誰も聞いてくれないおやじのしょうもない話

アマビエのはなし。

2020-08-13 15:50:57 | 熊本
 先日、母のかかりつけの医院へ薬をもらいに行くと、待合室に、今大人気の「アマビエ」を地紙にあしらった渋うちわが展示してあった。山鹿市来民の栗川商店が製作販売しているものだ。この店は、近くの原田食品製造所へ、時々味噌を買いに行く時、前を通るので一度はのぞいてみたいと思っていた店だ。「アマビエ」うちわには疫病を祓うという願いも込められているらしい。
 それはさておき、最近、テレビ番組の「ネーミングバラエティー 日本人のおなまえっ!」(NHK総合)と「新日本風土記」(BSプレミアム)で立て続けに「アマビエ」のことが取り上げられた。両番組とも「アマビエ」は「アマビコ」を聞き間違いあるいは書き間違いをしたものだと断定的に説明していた。特にそれを検証したわけでもなく、「アマビコ」と記された史料が多いからという理由のようだ。僕はこれにはちょっと納得がいかなかった。唯一残る「アマビエ」の図(下図参照)は江戸時代後期の瓦版だという。不特定多数の目に触れる文書の記述をはたして間違うだろうか。話の真偽はともかく、名称については一番正確を期すはずだ。この瓦版のネタ元となった地域では「アマビエ」と呼んでいたと考えるべきだろう。「アマビエ」の「ビエ」は連濁だと考えられるので、「ヒエ」に何か意味があるのではないか。すぐに思い出すのは、「比叡山=日枝の山」「日枝神社」などである。比叡山麓の日吉大社(ひえ社とも)より勧請を受けた神社は日本全国に分布する。「アマビエ」も日枝信仰と何らかの関わりがあるのかもしれない。

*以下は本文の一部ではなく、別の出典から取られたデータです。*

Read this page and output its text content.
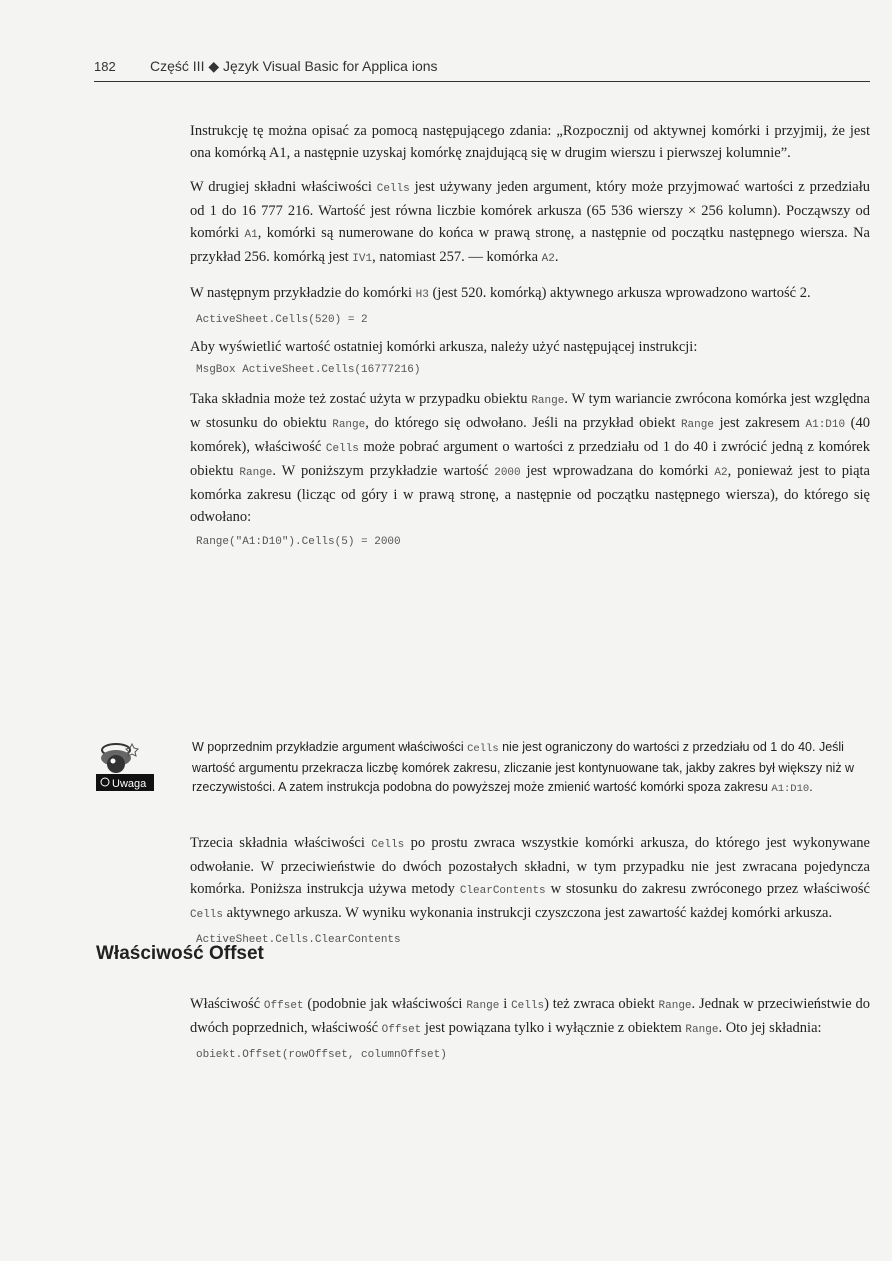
182 Część III ◆ Język Visual Basic for Applica ions

Instrukcję tę można opisać za pomocą następującego zdania: „Rozpocznij od aktywnej komórki i przyjmij, że jest ona komórką A1, a następnie uzyskaj komórkę znajdującą się w drugim wierszu i pierwszej kolumnie”.

W drugiej składni właściwości Cells jest używany jeden argument, który może przyjmować wartości z przedziału od 1 do 16 777 216. Wartość jest równa liczbie komórek arkusza (65 536 wierszy × 256 kolumn). Począwszy od komórki A1, komórki są numerowane do końca w prawą stronę, a następnie od początku następnego wiersza. Na przykład 256. komórką jest IV1, natomiast 257. — komórka A2.

W następnym przykładzie do komórki H3 (jest 520. komórką) aktywnego arkusza wprowadzono wartość 2.

ActiveSheet.Cells(520) = 2

Aby wyświetlić wartość ostatniej komórki arkusza, należy użyć następującej instrukcji:

MsgBox ActiveSheet.Cells(16777216)

Taka składnia może też zostać użyta w przypadku obiektu Range. W tym wariancie zwrócona komórka jest względna w stosunku do obiektu Range, do którego się odwołano. Jeśli na przykład obiekt Range jest zakresem A1:D10 (40 komórek), właściwość Cells może pobrać argument o wartości z przedziału od 1 do 40 i zwrócić jedną z komórek obiektu Range. W poniższym przykładzie wartość 2000 jest wprowadzana do komórki A2, ponieważ jest to piąta komórka zakresu (licząc od góry i w prawą stronę, a następnie od początku następnego wiersza), do którego się odwołano:

Range("A1:D10").Cells(5) = 2000
Uwaga
W poprzednim przykładzie argument właściwości Cells nie jest ograniczony do wartości z przedziału od 1 do 40. Jeśli wartość argumentu przekracza liczbę komórek zakresu, zliczanie jest kontynuowane tak, jakby zakres był większy niż w rzeczywistości. A zatem instrukcja podobna do powyższej może zmienić wartość komórki spoza zakresu A1:D10.

Trzecia składnia właściwości Cells po prostu zwraca wszystkie komórki arkusza, do którego jest wykonywane odwołanie. W przeciwieństwie do dwóch pozostałych składni, w tym przypadku nie jest zwracana pojedyncza komórka. Poniższa instrukcja używa metody ClearContents w stosunku do zakresu zwróconego przez właściwość Cells aktywnego arkusza. W wyniku wykonania instrukcji czyszczona jest zawartość każdej komórki arkusza.

ActiveSheet.Cells.ClearContents
Właściwość Offset

Właściwość Offset (podobnie jak właściwości Range i Cells) też zwraca obiekt Range. Jednak w przeciwieństwie do dwóch poprzednich, właściwość Offset jest powiązana tylko i wyłącznie z obiektem Range. Oto jej składnia:

obiekt.Offset(rowOffset, columnOffset)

「肥後国海中の怪(アマビエの図)」(京都大学附属図書館所蔵)

肥後国海中江毎夜光物出ル 所之役人行
見るニ づの如之者現ス 私ハ海中ニ住アマビヱト申
者也 當年より六ヶ年之間 諸国豊作也 併
病流行 早々私ヲ写シ人々ニ見セ候得と
申て海中へ入けり 右ハ写シ役人より江戸江
申来ル写也
弘化三年四月中旬

「私は海中に住むアマビエと申す者。今年から6年は諸国豊作が続くが、一方では病が流行る。早々に私の姿を書き写し、人々に見せること」と告げて海中に消えた。